Il 4 giugno 1994, a soli 41 anni, nella casa di sua sorella Annamaria, a Ostia, il giorno dopo aver finito le riprese de “Il Postino”, si spegneva Massimo Trosi, uno dei volti più noti della comicità partenopea e non solo. Attore, autore e regista: con il suo stile inconfondibile ha portato alla ribalta nazionale un modo diverso di essere napoletano. Lontano dal cliché e dai luoghi comuni e proprio per questo autentico. Un umorismo che traeva la sua forza dirompente dalla perfetta gestione dei tempi comici. Un marchio inconfondibile sulla comicità italiana, lasciando in eredità gag fulminanti, ma anche personaggi dalla grande profondità.
A lanciare l’attore di San Giorgio a Cremano, alle porte di Napoli, cinque fratelli, due genitori, due nonni e cinque nipoti in una casa di pochi metri quadrati, nato il 19 febbraio del 1953 da un macchinista ferroviere e da una casalinga, è il trio “La Smorfia” composto negli anni 70 con Lello Arena ed Enzo Decaro. Dopo buone affermazioni teatrali, il trio conobbe il suo massimo periodo di notorietà quando fu protagonista della trasmissione televisiva Non stop e della successiva La sberla. È il 1981 e Troisi è già un volto noto della televisione. Scrive, dirige e interpreta “Ricomincio da tre”, storia di un giovane napoletano alla scoperta del suo posto del mondo. Il film è un successo clamoroso. Incassa oltre 14 miliardi al botteghino e vale a Troisi diversi premi, tra cui due David di Donatello, tre Nastri d’Argento e due Globi d’oro.
Dopo due anni arriva “Scusate il ritardo” a testimonianza di come la fama che lo aveva paragonato a leggende della comicità napoletana come Totò ed Eduardo, attendesse con ansia la sua seconda opera. Film girato con Giuliana De Sio e Lello Arena. Dall’incontro con Roberto Benigni nasce il film culto “Non ci resta che piangere”. La pellicola racconta la storia di Mario e Saverio, due amici che, per uno strano scherzo del destino, si trovano catapultati indietro nel tempo nell’anno 1492. Dopo un piccolo ruolo nel film Hotel Colonial, girato in Colombia, Troisi torna al cinema nel 1987 con “Le vie del Signore sono finite”, da lui scritto, diretto e interpretato. A cavallo tra gli anni Ottanta e Novanta, collabora come attore a tre film diretti da Ettore Scola: “Splendor”, “Che ora è?” con Marcello Mastroianni e “Il viaggio di Capitan Fracassa”. Nel 1991 realizza quello che passerà alla storia come il suo ultimo film da regista. Si intitola “Pensavo fosse amore… invece era un calesse” con Francesca Neri. La colonna sonora del film venne scritta da Pino Daniele, che aveva già firmato le musiche di “Ricomincio da tre” e “Le vie del Signore sono finite”. Per l’occasione, il cantante compose il brano “Quando”, presto diventato un grande classico della musica napoletana.

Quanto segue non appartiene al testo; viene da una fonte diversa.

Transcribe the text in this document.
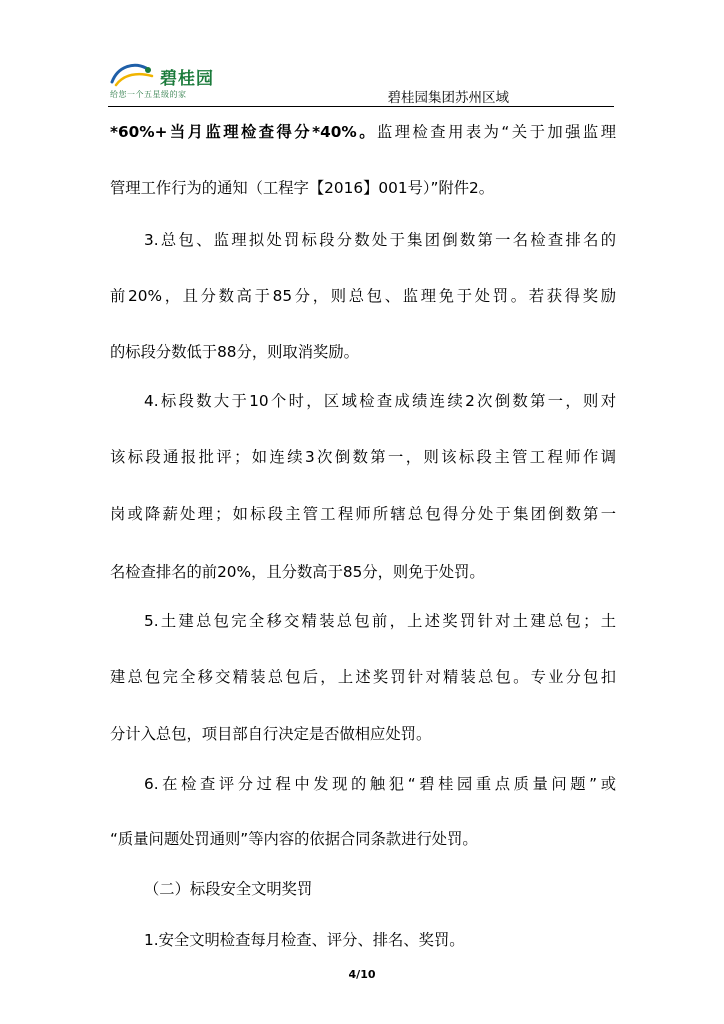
碧桂园
给您一个五星级的家	碧桂园集团苏州区域
*60%+当月监理检查得分*40%。监理检查用表为“关于加强监理
管理工作行为的通知（工程字【2016】001号）”附件2。
3.总包、监理拟处罚标段分数处于集团倒数第一名检查排名的
前20%，且分数高于85分，则总包、监理免于处罚。若获得奖励
的标段分数低于88分，则取消奖励。
4.标段数大于10个时，区域检查成绩连续2次倒数第一，则对
该标段通报批评；如连续3次倒数第一，则该标段主管工程师作调
岗或降薪处理；如标段主管工程师所辖总包得分处于集团倒数第一
名检查排名的前20%，且分数高于85分，则免于处罚。
5.土建总包完全移交精装总包前，上述奖罚针对土建总包；土
建总包完全移交精装总包后，上述奖罚针对精装总包。专业分包扣
分计入总包，项目部自行决定是否做相应处罚。
6.在检查评分过程中发现的触犯“碧桂园重点质量问题”或
“质量问题处罚通则”等内容的依据合同条款进行处罚。
（二）标段安全文明奖罚
1.安全文明检查每月检查、评分、排名、奖罚。
4/10
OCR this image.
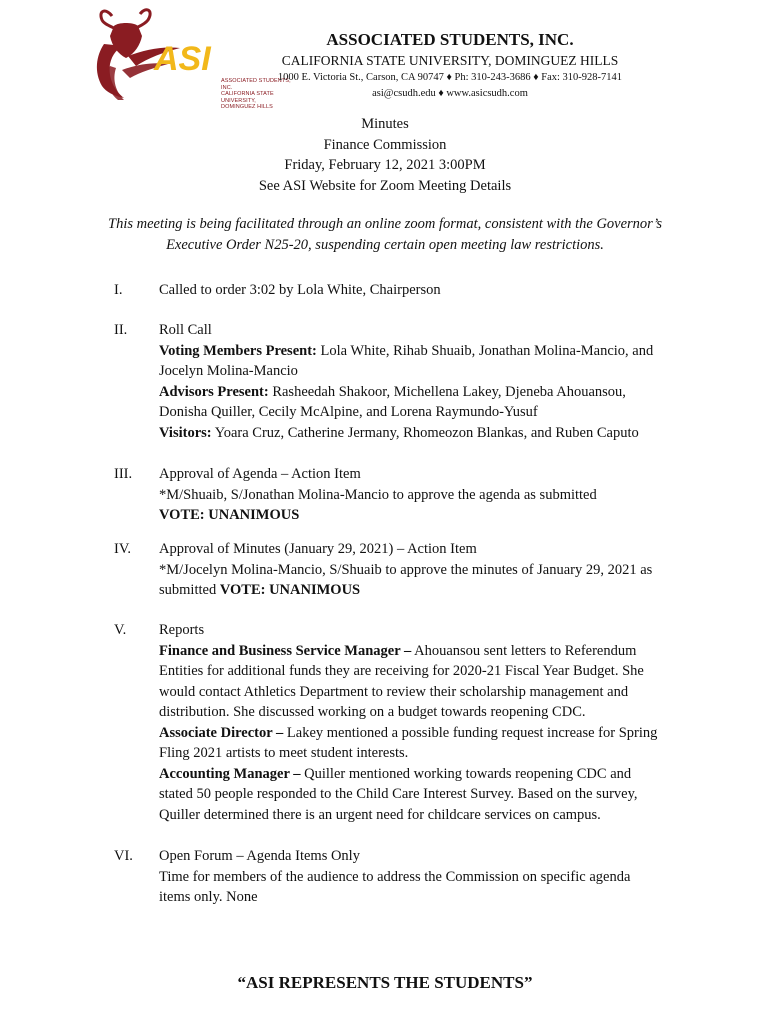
ASI
ASSOCIATED STUDENTS, INC.
CALIFORNIA STATE UNIVERSITY,
DOMINGUEZ HILLS
ASSOCIATED STUDENTS, INC.
CALIFORNIA STATE UNIVERSITY, DOMINGUEZ HILLS
1000 E. Victoria St., Carson, CA 90747 ♦ Ph: 310-243-3686 ♦ Fax: 310-928-7141
asi@csudh.edu ♦ www.asicsudh.com
Minutes
Finance Commission
Friday, February 12, 2021 3:00PM
See ASI Website for Zoom Meeting Details
This meeting is being facilitated through an online zoom format, consistent with the Governor’s
Executive Order N25-20, suspending certain open meeting law restrictions.
I.	Called to order 3:02 by Lola White, Chairperson
II. Roll Call
Voting Members Present: Lola White, Rihab Shuaib, Jonathan Molina-Mancio, and
Jocelyn Molina-Mancio
Advisors Present: Rasheedah Shakoor, Michellena Lakey, Djeneba Ahouansou,
Donisha Quiller, Cecily McAlpine, and Lorena Raymundo-Yusuf
Visitors: Yoara Cruz, Catherine Jermany, Rhomeozon Blankas, and Ruben Caputo
III. Approval of Agenda – Action Item
*M/Shuaib, S/Jonathan Molina-Mancio to approve the agenda as submitted
VOTE: UNANIMOUS
IV. Approval of Minutes (January 29, 2021) – Action Item
*M/Jocelyn Molina-Mancio, S/Shuaib to approve the minutes of January 29, 2021 as
submitted VOTE: UNANIMOUS
V. Reports
Finance and Business Service Manager – Ahouansou sent letters to Referendum
Entities for additional funds they are receiving for 2020-21 Fiscal Year Budget. She
would contact Athletics Department to review their scholarship management and
distribution. She discussed working on a budget towards reopening CDC.
Associate Director – Lakey mentioned a possible funding request increase for Spring
Fling 2021 artists to meet student interests.
Accounting Manager – Quiller mentioned working towards reopening CDC and
stated 50 people responded to the Child Care Interest Survey. Based on the survey,
Quiller determined there is an urgent need for childcare services on campus.
VI. Open Forum – Agenda Items Only
Time for members of the audience to address the Commission on specific agenda
items only. None
“ASI REPRESENTS THE STUDENTS”
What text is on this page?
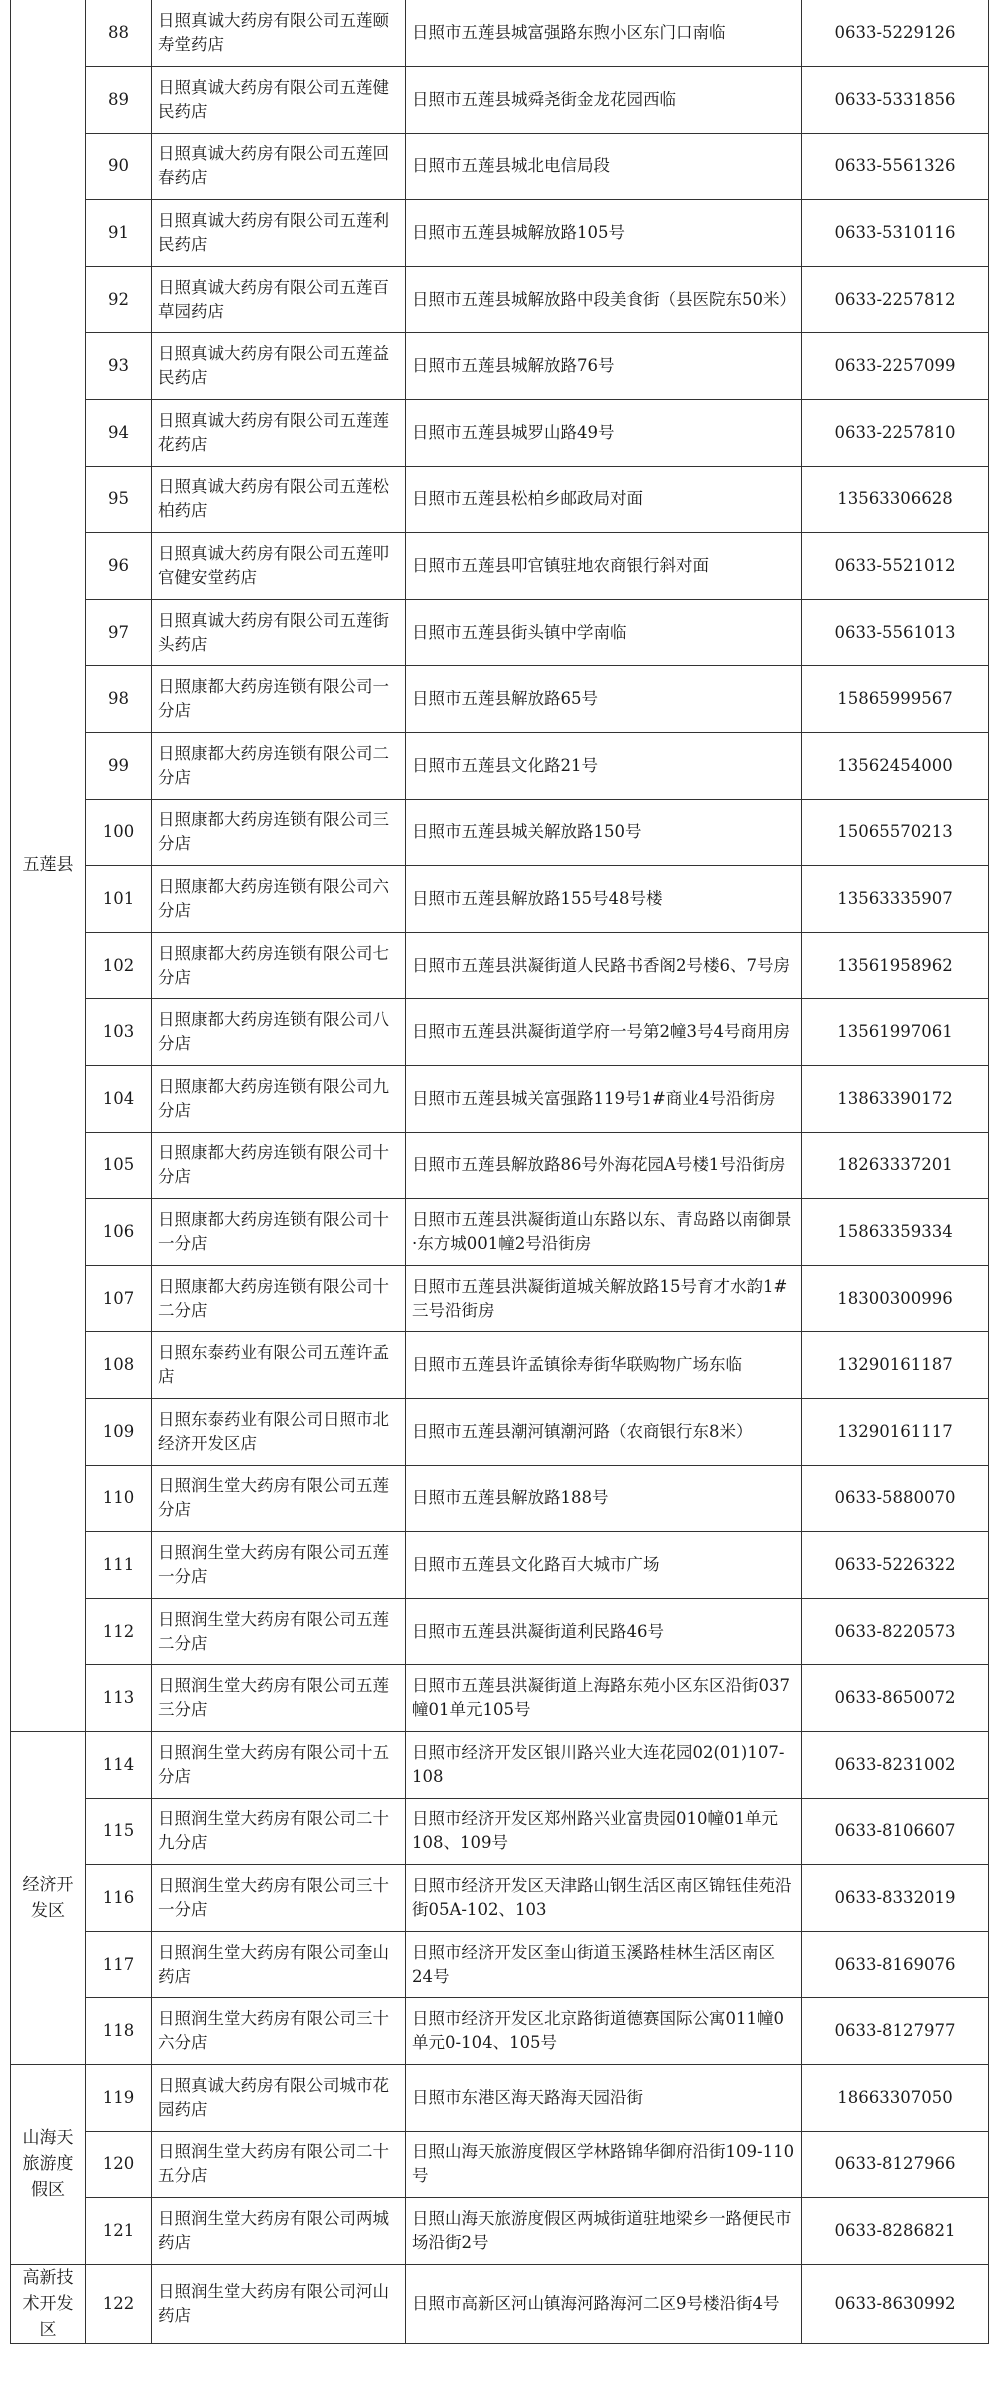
五莲县	88	日照真诚大药房有限公司五莲颐寿堂药店	日照市五莲县城富强路东煦小区东门口南临	0633-5229126
	89	日照真诚大药房有限公司五莲健民药店	日照市五莲县城舜尧街金龙花园西临	0633-5331856
	90	日照真诚大药房有限公司五莲回春药店	日照市五莲县城北电信局段	0633-5561326
	91	日照真诚大药房有限公司五莲利民药店	日照市五莲县城解放路105号	0633-5310116
	92	日照真诚大药房有限公司五莲百草园药店	日照市五莲县城解放路中段美食街（县医院东50米）	0633-2257812
	93	日照真诚大药房有限公司五莲益民药店	日照市五莲县城解放路76号	0633-2257099
	94	日照真诚大药房有限公司五莲莲花药店	日照市五莲县城罗山路49号	0633-2257810
	95	日照真诚大药房有限公司五莲松柏药店	日照市五莲县松柏乡邮政局对面	13563306628
	96	日照真诚大药房有限公司五莲叩官健安堂药店	日照市五莲县叩官镇驻地农商银行斜对面	0633-5521012
	97	日照真诚大药房有限公司五莲街头药店	日照市五莲县街头镇中学南临	0633-5561013
	98	日照康都大药房连锁有限公司一分店	日照市五莲县解放路65号	15865999567
	99	日照康都大药房连锁有限公司二分店	日照市五莲县文化路21号	13562454000
	100	日照康都大药房连锁有限公司三分店	日照市五莲县城关解放路150号	15065570213
	101	日照康都大药房连锁有限公司六分店	日照市五莲县解放路155号48号楼	13563335907
	102	日照康都大药房连锁有限公司七分店	日照市五莲县洪凝街道人民路书香阁2号楼6、7号房	13561958962
	103	日照康都大药房连锁有限公司八分店	日照市五莲县洪凝街道学府一号第2幢3号4号商用房	13561997061
	104	日照康都大药房连锁有限公司九分店	日照市五莲县城关富强路119号1#商业4号沿街房	13863390172
	105	日照康都大药房连锁有限公司十分店	日照市五莲县解放路86号外海花园A号楼1号沿街房	18263337201
	106	日照康都大药房连锁有限公司十一分店	日照市五莲县洪凝街道山东路以东、青岛路以南御景·东方城001幢2号沿街房	15863359334
	107	日照康都大药房连锁有限公司十二分店	日照市五莲县洪凝街道城关解放路15号育才水韵1#三号沿街房	18300300996
	108	日照东泰药业有限公司五莲许孟店	日照市五莲县许孟镇徐寿街华联购物广场东临	13290161187
	109	日照东泰药业有限公司日照市北经济开发区店	日照市五莲县潮河镇潮河路（农商银行东8米）	13290161117
	110	日照润生堂大药房有限公司五莲分店	日照市五莲县解放路188号	0633-5880070
	111	日照润生堂大药房有限公司五莲一分店	日照市五莲县文化路百大城市广场	0633-5226322
	112	日照润生堂大药房有限公司五莲二分店	日照市五莲县洪凝街道利民路46号	0633-8220573
	113	日照润生堂大药房有限公司五莲三分店	日照市五莲县洪凝街道上海路东苑小区东区沿街037幢01单元105号	0633-8650072
经济开发区	114	日照润生堂大药房有限公司十五分店	日照市经济开发区银川路兴业大连花园02(01)107-108	0633-8231002
	115	日照润生堂大药房有限公司二十九分店	日照市经济开发区郑州路兴业富贵园010幢01单元108、109号	0633-8106607
	116	日照润生堂大药房有限公司三十一分店	日照市经济开发区天津路山钢生活区南区锦钰佳苑沿街05A-102、103	0633-8332019
	117	日照润生堂大药房有限公司奎山药店	日照市经济开发区奎山街道玉溪路桂林生活区南区24号	0633-8169076
	118	日照润生堂大药房有限公司三十六分店	日照市经济开发区北京路街道德赛国际公寓011幢0单元0-104、105号	0633-8127977
山海天旅游度假区	119	日照真诚大药房有限公司城市花园药店	日照市东港区海天路海天园沿街	18663307050
	120	日照润生堂大药房有限公司二十五分店	日照山海天旅游度假区学林路锦华御府沿街109-110号	0633-8127966
	121	日照润生堂大药房有限公司两城药店	日照山海天旅游度假区两城街道驻地梁乡一路便民市场沿街2号	0633-8286821
高新技术开发区	122	日照润生堂大药房有限公司河山药店	日照市高新区河山镇海河路海河二区9号楼沿街4号	0633-8630992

L’ultima interpretazione è quella de “Il Postino” con Maria Grazia Cucinotta e Philippe Noiret nel ruolo del poeta Neruda, diretto dal britannico Michael Radford, cui affidò la regia che sapeva gli sarebbe costato troppo in termini fisici, tra le isole di Pantelleria, Salina e Procida. Probabilmente il film più intimo e meno comico della sua carriera. Una sorta di testamento artistico. Troisi si spense poche ore dopo l’ultimo ciak, ma già durante le riprese le sue condizioni erano critiche e lo costrinsero a farsi sostituire da una controfigura in alcune scene. Il film ha ottenuto 5 candidature agli Oscar del 1996, tra cui quella come Miglior attore protagonista, ma si è aggiudicato solo la statuetta per la Miglior colonna sonora drammatica. La scomparsa a soli 41 anni a causa di quel malore che si portava dietro fin dalla giovinezza con dolorose febbre reumatiche che produssero lo scompenso cardiaco alla valvola mitralica che gli sarebbe stato fatale.